So I was able to train my first network outside of a tutorial. It was very satisfying to get the 100-1000x improvement over cpu.
I tried using multiple linux tools to monitor vram (that apparently get their info from the same place): rocm-smi, amdgpu_top, and nvtop. Finally I settled on nvtop for now since it charts the history. First of all, I would be interested to know what others use.
However, my data is only 780 x 600k x 32 bits = 1.74 GiB. Indeed, varinfo() shows:
X 1.740 GiB 780×598712 Matrix{Float32}
y 2.284 MiB 1×598712 Matrix{Float32}
And (IIUC) my model is only 216_449*32/8/2^10 = 845 KiB
. I guess double that if we include the gradients, so maybe 2 MiB? Although the REPL reports only 1 .5 KiB:
julia> model = Flux.Chain(
Dense(size(X)[1], 64*4, relu),
Dense(64*4, 16*4, relu),
Dense(16*4, 1, relu)) |> gpu
Chain(
Dense(780 => 256, relu), # 199_936 parameters
Dense(256 => 64, relu), # 16_448 parameters
Dense(64 => 1, relu), # 65 parameters
) # Total: 6 arrays, 216_449 parameters, 1.521 KiB.

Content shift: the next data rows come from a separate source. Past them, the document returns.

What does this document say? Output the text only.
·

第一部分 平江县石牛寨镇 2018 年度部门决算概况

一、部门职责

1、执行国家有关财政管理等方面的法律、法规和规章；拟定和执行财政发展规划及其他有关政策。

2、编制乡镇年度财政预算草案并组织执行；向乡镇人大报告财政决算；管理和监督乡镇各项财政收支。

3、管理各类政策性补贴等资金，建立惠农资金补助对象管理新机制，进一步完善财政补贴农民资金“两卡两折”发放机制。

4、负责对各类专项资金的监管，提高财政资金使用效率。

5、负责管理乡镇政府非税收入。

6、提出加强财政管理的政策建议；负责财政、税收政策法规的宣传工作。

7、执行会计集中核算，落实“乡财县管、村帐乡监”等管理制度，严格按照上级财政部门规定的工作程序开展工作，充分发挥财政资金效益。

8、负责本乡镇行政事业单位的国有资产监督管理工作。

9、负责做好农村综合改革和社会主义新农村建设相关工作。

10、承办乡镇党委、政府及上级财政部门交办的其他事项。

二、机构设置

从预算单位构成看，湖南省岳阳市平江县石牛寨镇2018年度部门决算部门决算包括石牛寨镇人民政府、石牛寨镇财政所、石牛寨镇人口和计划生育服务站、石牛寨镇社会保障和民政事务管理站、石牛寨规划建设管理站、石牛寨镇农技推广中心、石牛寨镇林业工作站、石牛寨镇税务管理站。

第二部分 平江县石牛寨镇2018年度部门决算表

Yet when I load the entire dataset into memory I see (in all the tools above) that vram jumps around from ~5 GiB to 16 GiB (the max).
Here is the output of the REPL:
julia> gpu_train_loader = Flux.DataLoader((X, y) |> gpu, batchsize = batchsize, shuffle = true)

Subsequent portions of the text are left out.